Cet article fait partie d’une série consacrée aux méthodes employées par le gouvernement russe et Vladimir Poutine pour dissimuler leur implication ou celle de leurs alliés dans des attaques à l’arme chimique contre des civils à travers le monde. Les autres articles de la série portent sur l’attaque au sarin de 2017 à Khan Cheikhoun en Syrie et sur l’empoisonnement du militant politique Alexeï Navalny en 2020.

En mars 2018, Sergueï Skripal, un citoyen britannique qui était aussi un ancien agent du renseignement russe, et sa fille Ioulia ont failli mourir après être entrés en contact avec du Novitchok, un agent neurotoxique de grade militaire développé, à l’origine, par l’ex-Union soviétique.

Les autorités russes ont immédiatement nié toute implication dans les médias et au sein des instances diplomatiques. (Renseignez-vous ici sur la dangerosité des agents innervants.)
Cependant, en quelques semaines, les dirigeants des États-Unis, de la France, de l’Allemagne et du Royaume-Uni sont arrivés à la conclusion que le gouvernement russe était responsable de l’attaque, notant qu’il n’y avait « pas d’autre explication plausible ».
Trois mois plus tard, à Amesbury, en Angleterre, un couple britannique est tombé gravement malade après avoir touché une bouteille de parfum contenant le même poison responsable de l’intoxication des Skripal.
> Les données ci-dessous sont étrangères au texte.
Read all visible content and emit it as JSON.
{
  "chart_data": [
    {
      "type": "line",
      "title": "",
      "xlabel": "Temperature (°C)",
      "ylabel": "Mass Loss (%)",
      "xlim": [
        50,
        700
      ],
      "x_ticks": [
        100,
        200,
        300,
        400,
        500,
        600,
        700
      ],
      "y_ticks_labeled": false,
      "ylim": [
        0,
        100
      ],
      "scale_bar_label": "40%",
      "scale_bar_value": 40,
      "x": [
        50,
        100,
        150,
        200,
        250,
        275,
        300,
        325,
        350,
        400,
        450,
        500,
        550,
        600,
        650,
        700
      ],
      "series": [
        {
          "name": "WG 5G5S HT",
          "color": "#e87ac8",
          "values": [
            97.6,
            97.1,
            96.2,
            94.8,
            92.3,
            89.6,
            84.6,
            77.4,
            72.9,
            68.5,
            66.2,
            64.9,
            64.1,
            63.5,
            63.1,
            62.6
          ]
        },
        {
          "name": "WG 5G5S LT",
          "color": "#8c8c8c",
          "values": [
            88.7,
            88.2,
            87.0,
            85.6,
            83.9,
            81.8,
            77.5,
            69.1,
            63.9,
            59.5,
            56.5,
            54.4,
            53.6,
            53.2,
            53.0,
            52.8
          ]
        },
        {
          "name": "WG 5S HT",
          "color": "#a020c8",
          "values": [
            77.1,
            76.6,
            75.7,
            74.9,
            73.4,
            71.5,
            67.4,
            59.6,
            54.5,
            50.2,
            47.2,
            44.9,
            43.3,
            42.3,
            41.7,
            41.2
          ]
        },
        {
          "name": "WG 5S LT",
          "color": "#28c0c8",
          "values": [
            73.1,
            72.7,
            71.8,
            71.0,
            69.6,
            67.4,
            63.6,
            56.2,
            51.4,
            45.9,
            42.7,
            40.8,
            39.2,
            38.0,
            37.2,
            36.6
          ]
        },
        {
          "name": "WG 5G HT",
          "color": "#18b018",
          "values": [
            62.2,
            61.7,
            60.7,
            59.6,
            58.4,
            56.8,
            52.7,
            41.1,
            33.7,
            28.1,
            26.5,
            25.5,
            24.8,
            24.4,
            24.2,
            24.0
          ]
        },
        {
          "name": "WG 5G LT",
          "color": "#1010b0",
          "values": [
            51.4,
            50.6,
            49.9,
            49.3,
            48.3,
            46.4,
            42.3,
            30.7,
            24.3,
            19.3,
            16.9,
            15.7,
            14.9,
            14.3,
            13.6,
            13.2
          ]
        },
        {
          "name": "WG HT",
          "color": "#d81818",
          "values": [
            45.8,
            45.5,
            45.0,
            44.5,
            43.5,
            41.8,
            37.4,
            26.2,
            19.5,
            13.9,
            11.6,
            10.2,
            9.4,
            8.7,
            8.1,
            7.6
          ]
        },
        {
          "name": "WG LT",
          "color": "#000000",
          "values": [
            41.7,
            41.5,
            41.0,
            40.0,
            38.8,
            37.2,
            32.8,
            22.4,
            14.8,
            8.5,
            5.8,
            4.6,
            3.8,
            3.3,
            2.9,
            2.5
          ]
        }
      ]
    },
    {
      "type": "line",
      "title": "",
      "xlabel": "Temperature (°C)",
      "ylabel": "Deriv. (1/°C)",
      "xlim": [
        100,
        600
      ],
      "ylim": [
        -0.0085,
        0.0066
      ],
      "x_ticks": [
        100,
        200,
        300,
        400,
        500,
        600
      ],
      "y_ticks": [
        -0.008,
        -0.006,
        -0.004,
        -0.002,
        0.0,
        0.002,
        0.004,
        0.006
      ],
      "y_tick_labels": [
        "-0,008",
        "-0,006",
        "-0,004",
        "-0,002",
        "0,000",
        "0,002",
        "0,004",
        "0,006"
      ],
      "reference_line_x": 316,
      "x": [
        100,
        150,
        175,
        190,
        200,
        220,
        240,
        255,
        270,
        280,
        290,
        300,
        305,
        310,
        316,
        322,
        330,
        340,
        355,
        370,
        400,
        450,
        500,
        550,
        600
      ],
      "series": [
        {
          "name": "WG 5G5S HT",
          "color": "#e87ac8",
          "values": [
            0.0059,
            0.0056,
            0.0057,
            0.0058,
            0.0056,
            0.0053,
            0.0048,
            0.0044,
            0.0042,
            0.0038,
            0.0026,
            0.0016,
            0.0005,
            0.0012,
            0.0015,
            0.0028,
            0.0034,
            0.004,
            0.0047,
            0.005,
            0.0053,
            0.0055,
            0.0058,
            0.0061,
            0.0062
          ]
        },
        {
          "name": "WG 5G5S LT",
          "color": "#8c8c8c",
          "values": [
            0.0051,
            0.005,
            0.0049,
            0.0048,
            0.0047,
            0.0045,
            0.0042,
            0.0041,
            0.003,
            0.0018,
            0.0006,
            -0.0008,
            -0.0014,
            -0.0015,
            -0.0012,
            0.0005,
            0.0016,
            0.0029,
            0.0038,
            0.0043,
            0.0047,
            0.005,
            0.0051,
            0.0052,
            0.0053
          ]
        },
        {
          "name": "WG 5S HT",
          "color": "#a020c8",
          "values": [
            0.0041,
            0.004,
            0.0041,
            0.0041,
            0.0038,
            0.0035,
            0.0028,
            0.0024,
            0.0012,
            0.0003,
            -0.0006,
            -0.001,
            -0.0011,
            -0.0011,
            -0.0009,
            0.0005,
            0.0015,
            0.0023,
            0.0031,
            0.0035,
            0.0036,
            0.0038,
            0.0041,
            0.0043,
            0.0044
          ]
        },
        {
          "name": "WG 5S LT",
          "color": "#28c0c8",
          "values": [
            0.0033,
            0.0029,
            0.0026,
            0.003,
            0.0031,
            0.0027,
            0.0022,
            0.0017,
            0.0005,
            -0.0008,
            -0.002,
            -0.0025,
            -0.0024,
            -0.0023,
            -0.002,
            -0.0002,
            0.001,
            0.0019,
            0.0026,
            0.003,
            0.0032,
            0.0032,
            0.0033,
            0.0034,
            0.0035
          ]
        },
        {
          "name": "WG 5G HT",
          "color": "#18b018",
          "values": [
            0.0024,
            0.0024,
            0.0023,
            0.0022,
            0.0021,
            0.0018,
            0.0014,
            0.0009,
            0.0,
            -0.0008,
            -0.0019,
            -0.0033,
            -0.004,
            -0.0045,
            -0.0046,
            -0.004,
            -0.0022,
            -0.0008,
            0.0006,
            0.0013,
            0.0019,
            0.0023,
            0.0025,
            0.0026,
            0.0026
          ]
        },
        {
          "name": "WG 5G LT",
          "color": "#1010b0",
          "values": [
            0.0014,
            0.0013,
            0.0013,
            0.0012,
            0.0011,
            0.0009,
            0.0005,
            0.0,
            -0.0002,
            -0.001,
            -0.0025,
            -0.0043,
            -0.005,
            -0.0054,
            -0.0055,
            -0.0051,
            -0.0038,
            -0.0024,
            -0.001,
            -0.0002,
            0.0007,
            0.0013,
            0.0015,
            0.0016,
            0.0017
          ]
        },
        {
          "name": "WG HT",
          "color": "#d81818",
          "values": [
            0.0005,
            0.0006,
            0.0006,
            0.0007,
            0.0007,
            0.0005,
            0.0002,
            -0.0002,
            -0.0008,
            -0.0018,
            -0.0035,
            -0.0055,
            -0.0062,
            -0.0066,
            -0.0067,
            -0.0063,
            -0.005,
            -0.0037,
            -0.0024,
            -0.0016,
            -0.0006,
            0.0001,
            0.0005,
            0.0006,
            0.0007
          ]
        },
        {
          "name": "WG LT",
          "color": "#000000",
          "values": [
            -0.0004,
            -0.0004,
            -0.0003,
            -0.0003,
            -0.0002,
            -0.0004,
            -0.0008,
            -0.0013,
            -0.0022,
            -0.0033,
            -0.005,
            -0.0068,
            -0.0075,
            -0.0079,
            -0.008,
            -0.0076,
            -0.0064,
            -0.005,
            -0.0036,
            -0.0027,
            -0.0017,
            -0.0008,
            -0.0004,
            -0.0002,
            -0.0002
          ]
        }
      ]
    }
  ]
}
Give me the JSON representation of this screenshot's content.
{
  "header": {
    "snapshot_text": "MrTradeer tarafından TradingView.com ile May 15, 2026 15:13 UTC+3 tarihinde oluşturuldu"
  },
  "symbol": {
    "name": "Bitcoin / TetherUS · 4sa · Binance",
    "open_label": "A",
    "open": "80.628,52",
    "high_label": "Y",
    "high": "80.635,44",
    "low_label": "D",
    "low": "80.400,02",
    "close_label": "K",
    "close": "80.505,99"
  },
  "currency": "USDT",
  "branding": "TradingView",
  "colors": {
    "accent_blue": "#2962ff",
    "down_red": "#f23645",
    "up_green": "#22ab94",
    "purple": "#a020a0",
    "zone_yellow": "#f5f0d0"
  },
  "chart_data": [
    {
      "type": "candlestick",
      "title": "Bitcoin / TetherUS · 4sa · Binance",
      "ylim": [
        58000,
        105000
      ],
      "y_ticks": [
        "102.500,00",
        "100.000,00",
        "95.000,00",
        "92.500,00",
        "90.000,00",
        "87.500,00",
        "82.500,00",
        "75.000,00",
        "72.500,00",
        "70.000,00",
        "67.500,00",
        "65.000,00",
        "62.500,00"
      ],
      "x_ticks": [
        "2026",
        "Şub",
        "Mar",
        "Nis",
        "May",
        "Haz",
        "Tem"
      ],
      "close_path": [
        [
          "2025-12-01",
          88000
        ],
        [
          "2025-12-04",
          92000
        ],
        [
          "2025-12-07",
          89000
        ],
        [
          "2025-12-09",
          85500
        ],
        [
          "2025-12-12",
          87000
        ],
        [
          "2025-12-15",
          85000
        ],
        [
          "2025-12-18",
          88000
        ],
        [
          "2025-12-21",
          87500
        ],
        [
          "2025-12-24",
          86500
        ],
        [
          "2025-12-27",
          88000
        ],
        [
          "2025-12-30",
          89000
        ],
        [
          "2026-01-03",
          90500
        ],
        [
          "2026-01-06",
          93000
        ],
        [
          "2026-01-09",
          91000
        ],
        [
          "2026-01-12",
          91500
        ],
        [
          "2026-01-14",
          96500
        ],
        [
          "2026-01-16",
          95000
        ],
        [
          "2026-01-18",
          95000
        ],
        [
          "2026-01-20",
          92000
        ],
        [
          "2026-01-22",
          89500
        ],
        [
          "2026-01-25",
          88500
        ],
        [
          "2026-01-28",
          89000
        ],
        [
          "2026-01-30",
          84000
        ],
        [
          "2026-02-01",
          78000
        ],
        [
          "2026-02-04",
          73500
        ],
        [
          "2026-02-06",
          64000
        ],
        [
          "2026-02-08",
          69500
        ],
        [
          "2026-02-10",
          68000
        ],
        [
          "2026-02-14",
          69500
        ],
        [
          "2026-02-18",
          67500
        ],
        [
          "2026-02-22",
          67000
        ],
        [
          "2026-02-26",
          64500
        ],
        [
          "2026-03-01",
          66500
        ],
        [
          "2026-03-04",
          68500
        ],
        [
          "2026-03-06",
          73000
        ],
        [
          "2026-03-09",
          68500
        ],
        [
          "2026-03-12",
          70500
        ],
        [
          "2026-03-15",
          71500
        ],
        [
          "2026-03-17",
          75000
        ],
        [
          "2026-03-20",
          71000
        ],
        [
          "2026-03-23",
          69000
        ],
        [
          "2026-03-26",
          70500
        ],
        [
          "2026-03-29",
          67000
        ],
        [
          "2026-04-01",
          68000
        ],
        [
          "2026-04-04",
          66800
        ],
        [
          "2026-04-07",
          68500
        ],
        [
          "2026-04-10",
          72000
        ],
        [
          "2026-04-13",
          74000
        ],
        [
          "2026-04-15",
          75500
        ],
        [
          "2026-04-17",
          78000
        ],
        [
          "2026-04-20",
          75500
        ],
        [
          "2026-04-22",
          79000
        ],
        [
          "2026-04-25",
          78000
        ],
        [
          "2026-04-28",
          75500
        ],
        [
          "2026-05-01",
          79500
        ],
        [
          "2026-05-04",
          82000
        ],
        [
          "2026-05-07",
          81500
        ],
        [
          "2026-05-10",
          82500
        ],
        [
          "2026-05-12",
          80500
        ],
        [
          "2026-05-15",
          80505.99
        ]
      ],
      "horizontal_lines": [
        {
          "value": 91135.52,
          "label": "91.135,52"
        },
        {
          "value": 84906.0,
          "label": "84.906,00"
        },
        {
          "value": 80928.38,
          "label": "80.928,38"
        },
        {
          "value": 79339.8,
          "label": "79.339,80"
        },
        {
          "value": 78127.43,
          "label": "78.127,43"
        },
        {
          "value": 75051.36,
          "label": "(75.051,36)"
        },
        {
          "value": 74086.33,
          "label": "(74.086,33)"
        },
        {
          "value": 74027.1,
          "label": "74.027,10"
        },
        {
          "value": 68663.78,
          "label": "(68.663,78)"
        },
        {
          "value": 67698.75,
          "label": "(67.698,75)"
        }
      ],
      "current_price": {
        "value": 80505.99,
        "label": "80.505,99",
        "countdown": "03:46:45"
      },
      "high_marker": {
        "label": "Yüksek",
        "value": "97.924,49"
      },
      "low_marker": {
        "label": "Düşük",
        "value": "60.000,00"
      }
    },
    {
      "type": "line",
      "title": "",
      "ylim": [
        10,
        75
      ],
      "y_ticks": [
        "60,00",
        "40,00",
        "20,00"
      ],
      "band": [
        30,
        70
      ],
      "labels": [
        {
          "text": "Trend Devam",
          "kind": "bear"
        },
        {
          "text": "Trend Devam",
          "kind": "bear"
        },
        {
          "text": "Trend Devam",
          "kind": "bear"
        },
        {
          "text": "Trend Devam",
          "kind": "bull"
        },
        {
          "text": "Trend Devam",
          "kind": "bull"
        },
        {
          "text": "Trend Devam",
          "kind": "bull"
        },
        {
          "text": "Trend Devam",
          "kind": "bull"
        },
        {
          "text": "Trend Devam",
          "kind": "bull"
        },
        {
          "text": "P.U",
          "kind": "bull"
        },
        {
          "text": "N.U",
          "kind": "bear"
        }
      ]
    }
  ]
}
La femme est décédée quelques semaines après s’être aspergé les poignets de la substance, qu’elle pensait être du parfum.
En septembre 2018, les autorités britanniques ont inculpé par contumace deux officiers du renseignement militaire russe de complot de meurtre, de tentative de meurtre et d’utilisation de l’agent neurotoxique Novitchok.
En mars 2018, plus de 20 pays, dont les États-Unis, ont expulsé 153 diplomates et agents du renseignement russe en soutien au Royaume-Uni et pour protester contre les empoisonnements.
Le président russe Vladimir Poutine a affirmé à tort que les deux agresseurs arrêtés dans l’affaire Skripal étaient des « civils et non des criminels ». Les deux agents sont apparus sur RT (anciennement Russia Today), une chaîne contrôlée par l’État, où ils ont déclaré qu’ils étaient des touristes en visite en Grande-Bretagne.

Après l’incident, les autorités russes et les médias d’État ont diffusé plusieurs fausses affirmations :
- C’est l’œuvre de quelqu’un d’autre : l’attaque a été planifiée par les États-Unis, l’Ukraine, le Royaume-Uni et des oligarques russes en exil.
- Ce n’était pas du Novitchok : il s’agissait une « toxine de l’OTAN », ou bien Skripal faisait de la contrebande d’armes chimiques.
- L’attaque n’a jamais eu lieu : ces rumeurs d’empoisonnement étaient une ruse de l’OTAN pour justifier une hausse de son budget, et du Royaume-Uni pour détourner l’attention du Brexit.
Trois semaines après l’attaque, les deux tiers des posts publiés sur les médias sociaux à ce sujet provenaient de sources soutenues par le Kremlin, indique une analyse de 2018* effectuée par le laboratoire de recherche Digital Forensic Research Lab du groupe de recherche américain Atlantic Council.
De leur côté, RT et Sputnik, deux chaînes de télévision contrôlées par l’État, ont produit des centaines de reportages erronés sur l’incident pour tenter d’influencer les médias occidentaux.
Aujourd’hui, la campagne de désinformation du Kremlin sur les armes chimiques se poursuit en Ukraine et consiste notamment à rejeter la responsabilité sur les autres tout en masquant les actes de Moscou.